Autumn weaning

We’ve completed weaning the autumn herd a fortnight ago. This is about 10 weeks earlier than usual. Typically, the autumn cows and calves go out to grass as one bunch and are weaned in late July. The main reason we have decided to wean earlier this year is to allow us to put the cows out onto hill ground and prioritise the best grazing for the growing stock that really need it.

Autumn calving starts here in mid-September and finishes in early December. Therefore, by early May the calves were, on average, just over the 200-day mark. At this stage, milk yield in a suckler cow will be quite low and only a small proportion of the calf’s overall diet will be coming from its mother.

If the cow and calf were to go to grass together, they would be in direct competition with each other for the best grazing. By weaning and removing the cow from the equation, this leaves more, better-quality grazing ground available for the growing calf. One thing we are not short of here at Auchriachan is hill ground, so putting cows out to the hill for the summer will only help improve this ground in the long run.

Power of farm weights

Prior to weaning, we weighed both the cows and calves. We decided that we would leave any calf under 250kg on the cow until the usual weaning time in late July. Of the 36 calves, just seven failed to hit the minimum weight target. We had a spread of weights from 383kg down to 185kg, with the average calf at 286kg. Interestingly, it wasn’t the youngest calves that were the lightest, or the biggest cows that had the greatest weaning weights.

Measuring weaning efficiency by comparing the calf’s weaning weight with that of its dam is an interesting way to benchmark the herd. Taking the five heaviest calves, they had a weaning percentage of 54%, ie the calves weighed 54% of the cows weight at the point of weaning. Take the other extreme, the five lightest calves achieved a weaning percentage of just 33%. In this comparison, all weights were corrected to 200-day weights to put all cow and calf units on an even playing field.

Obviously the long-term aim is to get the weaning percentage as high as possible over the coming years. Having the weighing scales on-farm gives you a lot of information and confidence that you are making the correct decision. By building up a picture of the herd over a few years, you soon start to see the cows that continually fail to live up to expectations. As we have been doing this exercise since the start of the project, we are now basing culling decisions on this data to improve herd productivity.

Spring calving

It has been the first year of calving our newly established hill cow herd. We purchased 24 in-calf Highland cows last summer to utilise more of the hill ground on the farm.

Highland cows and calves.

So far, 22 of the 24 have calved and we have 22 calves on the ground. They were kept in a hill park close to the yard, but these cows like to do things by themselves. We’ve had to take a couple in post-calving to deal with large udders – these are older cows that once we get numbers up we will be able to cull out of the herd. We will also be reluctant to keep heifers off these cows as we want to put a strict breeding plan in place that gives us a trouble-free hill cow herd.

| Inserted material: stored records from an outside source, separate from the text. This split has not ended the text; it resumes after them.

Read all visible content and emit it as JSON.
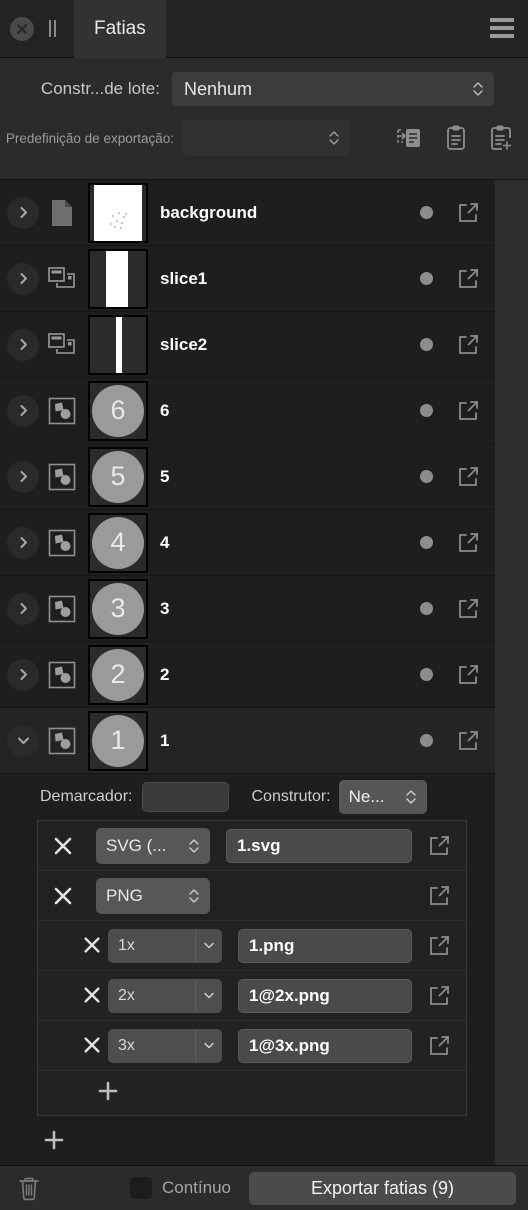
{
  "titlebar": {
    "close_icon": "close-circle-icon",
    "grip_icon": "grip-handle-icon",
    "tab_label": "Fatias",
    "menu_icon": "hamburger-menu-icon"
  },
  "controls": {
    "batch_label": "Constr...de lote:",
    "batch_value": "Nenhum",
    "preset_label": "Predefinição de exportação:",
    "preset_value": "",
    "icons": [
      "apply-preset-icon",
      "clipboard-icon",
      "clipboard-add-icon"
    ]
  },
  "layers": [
    {
      "name": "background",
      "type_icon": "document-icon",
      "thumb": "speckled-white",
      "expanded": false,
      "chevron": "chevron-right-icon",
      "status_dot": "status-dot",
      "export_icon": "external-link-icon"
    },
    {
      "name": "slice1",
      "type_icon": "slice-icon",
      "thumb": "wide-bar",
      "expanded": false,
      "chevron": "chevron-right-icon",
      "status_dot": "status-dot",
      "export_icon": "external-link-icon"
    },
    {
      "name": "slice2",
      "type_icon": "slice-icon",
      "thumb": "thin-bar",
      "expanded": false,
      "chevron": "chevron-right-icon",
      "status_dot": "status-dot",
      "export_icon": "external-link-icon"
    },
    {
      "name": "6",
      "type_icon": "group-shapes-icon",
      "thumb": "circle",
      "thumb_text": "6",
      "expanded": false,
      "chevron": "chevron-right-icon",
      "status_dot": "status-dot",
      "export_icon": "external-link-icon"
    },
    {
      "name": "5",
      "type_icon": "group-shapes-icon",
      "thumb": "circle",
      "thumb_text": "5",
      "expanded": false,
      "chevron": "chevron-right-icon",
      "status_dot": "status-dot",
      "export_icon": "external-link-icon"
    },
    {
      "name": "4",
      "type_icon": "group-shapes-icon",
      "thumb": "circle",
      "thumb_text": "4",
      "expanded": false,
      "chevron": "chevron-right-icon",
      "status_dot": "status-dot",
      "export_icon": "external-link-icon"
    },
    {
      "name": "3",
      "type_icon": "group-shapes-icon",
      "thumb": "circle",
      "thumb_text": "3",
      "expanded": false,
      "chevron": "chevron-right-icon",
      "status_dot": "status-dot",
      "export_icon": "external-link-icon"
    },
    {
      "name": "2",
      "type_icon": "group-shapes-icon",
      "thumb": "circle",
      "thumb_text": "2",
      "expanded": false,
      "chevron": "chevron-right-icon",
      "status_dot": "status-dot",
      "export_icon": "external-link-icon"
    },
    {
      "name": "1",
      "type_icon": "group-shapes-icon",
      "thumb": "circle",
      "thumb_text": "1",
      "expanded": true,
      "chevron": "chevron-down-icon",
      "status_dot": "status-dot",
      "export_icon": "external-link-icon"
    }
  ],
  "detail": {
    "marker_label": "Demarcador:",
    "marker_value": "",
    "builder_label": "Construtor:",
    "builder_value": "Ne...",
    "exports": [
      {
        "format": "SVG (...",
        "filename": "1.svg",
        "scale": null,
        "indent": false
      },
      {
        "format": "PNG",
        "filename": "",
        "scale": null,
        "indent": false
      },
      {
        "format": null,
        "scale": "1x",
        "filename": "1.png",
        "indent": true
      },
      {
        "format": null,
        "scale": "2x",
        "filename": "1@2x.png",
        "indent": true
      },
      {
        "format": null,
        "scale": "3x",
        "filename": "1@3x.png",
        "indent": true
      }
    ],
    "add_export_icon": "plus-icon",
    "add_slice_icon": "plus-icon"
  },
  "bottombar": {
    "trash_icon": "trash-icon",
    "continuous_label": "Contínuo",
    "continuous_checked": false,
    "export_button": "Exportar fatias (9)"
  }
}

We also calved down a batch of 16 Highland-cross Shorthorn heifers that we bulled with a Shorthorn bull last year. Of the 16, all are calved and we currently have 14 living calves. We did bring these in for calving as we felt heifers may need a bit of help, and some were calving at 24 months old. Again, by in large the majority calved unaided.

The plan is to run some pure Highlanders on the hill to keep a nucleus herd, cross some to the Shorthorn, and mate the Shorthorn crosses back to Shorthorn again, to give us heifers for the in-bye herd.

The in-bye spring herd has also finished calving. We currently have 28 calves from 32 cows. We lost a couple of calves with stomach and twisted gut problems. Another cow lay on her calf for the second time in three years so she will now be culled.

The amount of time spent feeding, bedding and calving the in-bye herd compared with the hill cows is quite amazing. We easily spend three quarters of our time with the indoor herd, while number wise we now have more hill cows. While it is early days for the hill cows, we are happy with current performance, and we see numbers increasing in years to come. We are aware they will not come to the same value at the other end as the indoor herd, however, if we have lower costs of production and more live calves per cow to the bull, the difference may not be that great at all.

Sheep

Lambing went well this year, thankfully the weather was on our side most of the time. We are starting marking lambs this week, so we will know actual numbers for our next update. Last year our ewe gross margin was poor, mainly due to the fact that we were feeding them from mid-December onwards. This winter could not have been more different, with enough grass to keep them going most of the season.

Forage crops and grass

We have earmarked a 13-acre field for reseeding this year. However, we will sow it out half to a Tyfon and half to a hybrid brassica. This will allow us to get more lambs away fat compared with store, as we try to add as much value as possible to lambs leaving the farm.

Andrew Duffus feeding the hill heifers to keep them close by while calving.

Following this, we will do a full reseed to grass next spring. Spring reseeds work best here, as autumn conditions can be quite unpredictable and the growing season can come to an abrupt stop. The farm sits between 1,200ft and 2,100ft above sea level. We also plan to break in an additional four or five acres of ground with forage crops for early winter grazing.

It is hard to remember a time when we have seen so much grass on the farm. Keeping quality ahead of stock now becomes a priority. We have rolled a couple of paddocks in recent days so that we can take them out as baled silage, should they go too far ahead of grazing stock.